Today, younger generations own a significantly smaller slice of the nation’s wealth than their predecessors did at the same age. With nearly three-quarters of recent home buyers receiving financial assistance from their families, the housing market appears to be becoming increasingly hostile toward those whose families cannot help shoulder the financial burden of purchasing a home.
That being said, alternative forms of support do exist: Down payment assistance programs help first-time home buyers afford a place to call their own. Government agencies and private organizations offer loans and grants to qualified applicants. Matched savings programs, where an organization matches a prospective buyer’s down payment savings, are another way to alleviate financial stress.
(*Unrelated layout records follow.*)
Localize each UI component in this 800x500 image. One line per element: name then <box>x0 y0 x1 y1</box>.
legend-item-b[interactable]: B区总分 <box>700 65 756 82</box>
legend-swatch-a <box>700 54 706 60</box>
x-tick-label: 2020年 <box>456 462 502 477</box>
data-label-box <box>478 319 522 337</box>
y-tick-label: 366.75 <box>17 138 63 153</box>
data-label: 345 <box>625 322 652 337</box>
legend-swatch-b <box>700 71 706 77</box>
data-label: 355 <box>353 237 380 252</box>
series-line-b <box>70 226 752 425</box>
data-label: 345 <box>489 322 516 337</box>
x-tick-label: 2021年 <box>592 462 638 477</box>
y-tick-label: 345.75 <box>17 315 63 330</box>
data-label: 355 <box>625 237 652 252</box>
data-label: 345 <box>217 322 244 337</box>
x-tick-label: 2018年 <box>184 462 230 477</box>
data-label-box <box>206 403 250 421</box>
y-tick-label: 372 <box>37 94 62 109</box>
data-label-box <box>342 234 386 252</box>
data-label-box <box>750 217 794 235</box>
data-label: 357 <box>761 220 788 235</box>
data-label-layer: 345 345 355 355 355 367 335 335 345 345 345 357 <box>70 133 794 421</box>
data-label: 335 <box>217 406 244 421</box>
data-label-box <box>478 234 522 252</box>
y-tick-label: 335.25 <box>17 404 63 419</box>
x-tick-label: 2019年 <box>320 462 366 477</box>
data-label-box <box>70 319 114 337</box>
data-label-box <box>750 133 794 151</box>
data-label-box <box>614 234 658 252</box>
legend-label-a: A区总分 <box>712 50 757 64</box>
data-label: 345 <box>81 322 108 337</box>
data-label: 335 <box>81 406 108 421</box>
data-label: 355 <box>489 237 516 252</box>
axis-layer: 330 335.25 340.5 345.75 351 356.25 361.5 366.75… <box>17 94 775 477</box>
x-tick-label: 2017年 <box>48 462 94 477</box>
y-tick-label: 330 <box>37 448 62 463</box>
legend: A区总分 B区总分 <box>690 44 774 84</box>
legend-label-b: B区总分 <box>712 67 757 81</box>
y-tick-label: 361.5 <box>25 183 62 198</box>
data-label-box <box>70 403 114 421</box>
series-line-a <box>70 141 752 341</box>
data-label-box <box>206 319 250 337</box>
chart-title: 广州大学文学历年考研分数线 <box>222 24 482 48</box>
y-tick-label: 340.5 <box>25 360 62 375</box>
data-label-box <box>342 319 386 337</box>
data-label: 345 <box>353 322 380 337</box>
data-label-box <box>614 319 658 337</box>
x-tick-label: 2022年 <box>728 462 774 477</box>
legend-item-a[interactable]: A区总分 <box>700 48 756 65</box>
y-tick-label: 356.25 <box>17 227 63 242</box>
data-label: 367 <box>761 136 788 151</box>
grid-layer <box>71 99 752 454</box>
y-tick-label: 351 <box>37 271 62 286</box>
Buying a home can seem like an overwhelming task, but there are steps prospective buyers can take to lessen stressors and increase their financial standing ahead of taking the plunge. One of the best ways to prepare for homeownership is to live on a budget and look for ways to spend less and save more.
Half of recent home buyers reported cutting recreational spending in order to save for a down payment. Forty percent also scaled back on contributing to retirement savings so that they could prioritize a real estate purchase in the near future.
Buying a home is a big investment that could potentially pay off very well in the long run. Budgeting smartly, improving low credit scores and finding the best financing options can help more Americans realize their dream of becoming a homeowner.
Data used in this analysis came from a survey of 1,278 adults located in the U.S. who’ve seriously considered buying a home for the first time within the past 2 years, including those who’d purchased a home in that time. Of respondents, 455 had purchased a home and 823 hadn’t. The mean age of respondents was 36.6 years. Samples for relevant demographic groups are as follows:
Generations:
Primary desired price range of home:
Respondents were gathered through the Amazon Mechanical Turk survey platform. To help ensure data quality, all respondents were required to identify and correctly answer an attention-check question in order to complete the survey. This study has a 3% margin of error on a 95% confidence interval.
Please note that survey data can be subject to certain limitations related to self-reporting. These limitations include telescoping, exaggeration and selective memory.